Dois filmes mais diferentes não se podem imaginar; numa mesa-redonda com jornalistas internacionais em Berlim, Peck, afável, inteligente, atento, assume a contradição subversiva de contar a história da amizade de Marx e Engels como um filme de época. “Durante dois anos trabalhei em Le jeune Karl Marx a pensar que iria fazer um documentário, ou um documentário encenado, mas acabei por desistir. Era uma história que precisava de ser contada numa forma de narrativa ficcionada, para eliminar todo o ruído que se pudesse criar à sua volta e devolver a história ao fundamental: a amizade entre estes dois homens, o facto de que Marx era um pensador de génio e que isso era reconhecido por Engels e por Jenny. E o facto de eles terem realmente mudado o mundo mas de não conseguirmos olhar para eles fora dos lugares-comuns viciados.” Em resposta a uma pergunta de uma jornalista, mais tarde, Peck dirá que os desenvolvimentos das ideologias comunista e marxista vieram distorcer as ideias originais de Marx e Engels, que se baseavam na análise rigorosa dos factos e dos números – e que, também por isso, Le jeune Karl Marx, trabalhado a partir da correspondência factual entre os dois amigos, quer falar não apenas da política mas sobretudo das pessoas que a criaram.

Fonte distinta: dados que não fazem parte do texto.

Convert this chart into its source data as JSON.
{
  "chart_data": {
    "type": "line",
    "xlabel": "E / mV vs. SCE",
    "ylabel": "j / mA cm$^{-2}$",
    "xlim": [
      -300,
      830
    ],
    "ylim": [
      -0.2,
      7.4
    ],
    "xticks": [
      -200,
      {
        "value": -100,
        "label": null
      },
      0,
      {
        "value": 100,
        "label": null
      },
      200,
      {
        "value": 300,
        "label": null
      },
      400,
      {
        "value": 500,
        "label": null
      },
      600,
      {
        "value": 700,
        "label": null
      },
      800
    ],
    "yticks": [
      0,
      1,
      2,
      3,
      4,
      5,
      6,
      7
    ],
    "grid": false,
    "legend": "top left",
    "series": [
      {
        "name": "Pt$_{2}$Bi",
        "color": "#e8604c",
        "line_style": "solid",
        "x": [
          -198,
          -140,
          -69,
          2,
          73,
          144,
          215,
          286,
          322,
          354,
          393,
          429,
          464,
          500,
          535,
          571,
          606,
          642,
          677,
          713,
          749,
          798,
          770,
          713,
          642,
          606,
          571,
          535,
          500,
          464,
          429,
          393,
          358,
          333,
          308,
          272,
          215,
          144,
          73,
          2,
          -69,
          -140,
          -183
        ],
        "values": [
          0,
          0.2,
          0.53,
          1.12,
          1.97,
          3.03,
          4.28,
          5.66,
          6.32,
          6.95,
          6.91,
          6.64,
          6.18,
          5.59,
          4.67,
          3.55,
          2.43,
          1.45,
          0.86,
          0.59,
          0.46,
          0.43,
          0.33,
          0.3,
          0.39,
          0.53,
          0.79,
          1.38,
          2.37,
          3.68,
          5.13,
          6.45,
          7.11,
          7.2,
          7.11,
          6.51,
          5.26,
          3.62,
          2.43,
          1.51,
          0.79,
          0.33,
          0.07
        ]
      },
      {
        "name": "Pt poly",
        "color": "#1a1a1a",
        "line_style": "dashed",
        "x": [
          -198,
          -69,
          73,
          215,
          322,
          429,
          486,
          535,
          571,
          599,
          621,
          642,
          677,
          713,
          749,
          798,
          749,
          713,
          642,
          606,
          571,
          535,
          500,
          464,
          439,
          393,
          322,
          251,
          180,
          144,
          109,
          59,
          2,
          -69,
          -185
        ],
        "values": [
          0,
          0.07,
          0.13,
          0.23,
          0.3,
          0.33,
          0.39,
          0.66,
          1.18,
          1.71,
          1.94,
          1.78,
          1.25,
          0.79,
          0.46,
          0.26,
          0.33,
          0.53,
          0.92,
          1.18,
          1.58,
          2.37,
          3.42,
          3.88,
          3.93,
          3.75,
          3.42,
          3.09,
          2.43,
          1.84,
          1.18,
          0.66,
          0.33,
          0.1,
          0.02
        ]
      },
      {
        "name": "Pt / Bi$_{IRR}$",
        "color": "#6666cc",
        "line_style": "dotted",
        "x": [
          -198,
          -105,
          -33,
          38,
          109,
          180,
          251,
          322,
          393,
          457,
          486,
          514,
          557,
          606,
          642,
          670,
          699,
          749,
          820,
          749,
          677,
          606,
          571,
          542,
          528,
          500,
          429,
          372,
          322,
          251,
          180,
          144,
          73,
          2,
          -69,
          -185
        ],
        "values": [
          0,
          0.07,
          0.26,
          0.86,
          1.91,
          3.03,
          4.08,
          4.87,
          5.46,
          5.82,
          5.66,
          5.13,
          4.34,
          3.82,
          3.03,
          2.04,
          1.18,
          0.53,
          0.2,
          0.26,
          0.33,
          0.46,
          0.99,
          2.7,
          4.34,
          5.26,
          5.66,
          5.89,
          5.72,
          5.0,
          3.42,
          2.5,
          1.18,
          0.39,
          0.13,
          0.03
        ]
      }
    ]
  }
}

Não é, portanto, por acaso que o filme assume abertamente a dimensão de “cinema de prestígio”, de “drama de época” - é uma aplicação prática da própria subversão que Marx e Engels fizeram ao “minar” o sistema de classes por dentro. Raoul Peck ri-se, porque reconhece nesse “aproveitamento” muito do seu próprio percurso como cineasta africano a trabalhar numa indústria maioritariamente ocidental e branca. “Tive sempre de encontrar um modo de usar as contradições da indústria a meu favor, de encontrar o meu lugar dentro do sistema. É possível encontrar aliados no seu interior, e tenho sorte por estar numa posição que me permite fazê-lo. Mas, num mundo confuso como é o nosso, o meu papel de cineasta é arranjar maneira de concentrar as pessoas no essencial, de lhes devolver as questões fundamentais.”

Interpretados com garra por August Diehl e Stefan Konarske, Marx e Engels articulam dúvidas e questões sobre a dignidade humana e a exploração industrial que, como aponta outra jornalista na mesa, parecem ser ainda mais evidentes nos dias de hoje… “Claro, porque nunca saímos realmente da revolução industrial”, diz Peck. “A revolução industrial tem tudo a ver com o lucro, com quem tem o poder e o dinheiro, e apesar de todo o progresso que existiu continua a ser o dinheiro que guia todas as decisões. Foi também por isso que quis fazer o filme, para permitir às gerações e aos públicos que de Marx e Engels apenas conhecem a reputação perceberem e contextualizarem quem eles eram e porque é que tiveram a importância que tiveram.” E se para isso tiver de contar a história de Karl Marx como um biopic de prestígio, impecavelmente apresentado, correctíssimo e salvo da banalidade pela entrega apaixonada dos seus actores, todos excelentes, e pela chama de uma vontade de prestar serviço cidadão ao mundo, pois que assim seja. Não são os fins que justificam os meios?